I check into this forum only infrequently, as I actually enjoy listening to music more than making changes to firmware that works, and I have read most of the posts here (too many to claim all) and the thread "end of MM" . I admit to being very disappointed to where the MM interface has evolved to, after several years, it is in my view inferior to the original MPad as a simple means of finding, and playing, your digital music. My music is properly tagged with consistent album names, cover jpgs, and my own 14 genres - MPad let me quickly decide which sort method was fastest to find what I was looking for, or which genre I just wanted to browse. There is no single sort that works always - having rapid choice of which tags to sort means that your digital music is accessible quickly.
After goodness know how many iterations of MM and its predecessors, there is still only "Artist" as a sort option, and genre seems missing in action... may as well not even have these tags. Why is Bryston constantly fiddling with internet integration, Tidal, etc when the most basic methods of accessing your own music (which after all is why the BDP series was developed) are not there yet?
I know that this forum has many constant contributors who help debug new firmware and suggest changes, however I also noticed that at least some of these super users access music only by browsing their folder structure. To each their own obviously, but to me this is just a waste of the power of digital metadata, and it appears to me that MM in its current state (I am one version back) has failed in one of its most basic functions, rapid access to a large library of digital music files with multiple sorting options.
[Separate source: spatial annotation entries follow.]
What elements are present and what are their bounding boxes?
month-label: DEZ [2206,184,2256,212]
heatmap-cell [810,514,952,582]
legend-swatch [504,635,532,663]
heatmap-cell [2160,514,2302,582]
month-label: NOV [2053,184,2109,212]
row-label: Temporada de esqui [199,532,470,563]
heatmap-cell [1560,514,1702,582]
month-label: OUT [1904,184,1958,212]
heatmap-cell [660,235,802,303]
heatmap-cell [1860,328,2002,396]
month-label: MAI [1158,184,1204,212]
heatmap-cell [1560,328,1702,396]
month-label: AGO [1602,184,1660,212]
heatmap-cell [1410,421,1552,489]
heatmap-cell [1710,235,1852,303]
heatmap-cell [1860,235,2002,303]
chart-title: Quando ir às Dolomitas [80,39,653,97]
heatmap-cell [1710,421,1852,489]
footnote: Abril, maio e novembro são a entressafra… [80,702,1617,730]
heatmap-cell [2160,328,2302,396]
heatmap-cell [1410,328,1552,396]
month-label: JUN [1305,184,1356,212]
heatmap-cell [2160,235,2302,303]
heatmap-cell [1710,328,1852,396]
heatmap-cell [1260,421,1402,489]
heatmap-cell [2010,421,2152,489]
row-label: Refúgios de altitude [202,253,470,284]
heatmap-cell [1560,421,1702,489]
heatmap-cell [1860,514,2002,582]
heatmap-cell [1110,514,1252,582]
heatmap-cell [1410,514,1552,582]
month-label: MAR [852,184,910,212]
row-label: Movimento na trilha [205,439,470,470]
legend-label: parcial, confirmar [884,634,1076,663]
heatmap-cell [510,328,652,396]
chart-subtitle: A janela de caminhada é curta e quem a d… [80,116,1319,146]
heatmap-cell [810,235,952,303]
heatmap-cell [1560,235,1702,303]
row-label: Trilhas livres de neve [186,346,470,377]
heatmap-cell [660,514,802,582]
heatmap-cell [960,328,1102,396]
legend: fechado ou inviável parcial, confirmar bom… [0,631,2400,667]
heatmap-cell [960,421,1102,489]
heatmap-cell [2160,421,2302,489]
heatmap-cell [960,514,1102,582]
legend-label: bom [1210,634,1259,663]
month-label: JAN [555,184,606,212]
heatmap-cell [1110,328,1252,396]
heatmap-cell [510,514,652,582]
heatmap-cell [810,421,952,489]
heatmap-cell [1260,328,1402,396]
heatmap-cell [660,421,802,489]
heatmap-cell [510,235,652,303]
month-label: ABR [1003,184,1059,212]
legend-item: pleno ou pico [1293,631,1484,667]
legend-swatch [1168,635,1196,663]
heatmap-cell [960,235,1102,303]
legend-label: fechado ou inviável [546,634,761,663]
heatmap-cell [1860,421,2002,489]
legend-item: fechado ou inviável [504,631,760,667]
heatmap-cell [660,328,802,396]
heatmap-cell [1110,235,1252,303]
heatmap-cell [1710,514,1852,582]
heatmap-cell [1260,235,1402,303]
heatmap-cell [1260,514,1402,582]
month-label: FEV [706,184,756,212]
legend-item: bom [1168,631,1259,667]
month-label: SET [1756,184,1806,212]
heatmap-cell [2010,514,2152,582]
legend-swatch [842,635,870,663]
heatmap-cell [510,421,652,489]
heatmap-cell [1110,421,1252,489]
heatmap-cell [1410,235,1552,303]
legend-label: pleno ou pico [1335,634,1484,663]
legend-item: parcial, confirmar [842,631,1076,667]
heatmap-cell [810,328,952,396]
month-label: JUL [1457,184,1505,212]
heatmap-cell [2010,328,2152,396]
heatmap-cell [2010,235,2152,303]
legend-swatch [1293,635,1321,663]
That the default view is a browser rather than a sort of tags is telling.
It is inevitable that the original BDP-1 will end up with a "final" firmware, due to the limitations of its memory and chip. Can we at least ensure that the "final" firmware does at least what MPad did for so many years? I very much enjoy my BDP-1, and would entertain an upgrade at some point, but I also want to see that Bryston can take the software side of this new equipment as seriously as they take the hardware side, and I honestly am not seeing the two pieces at an equal level of quality now.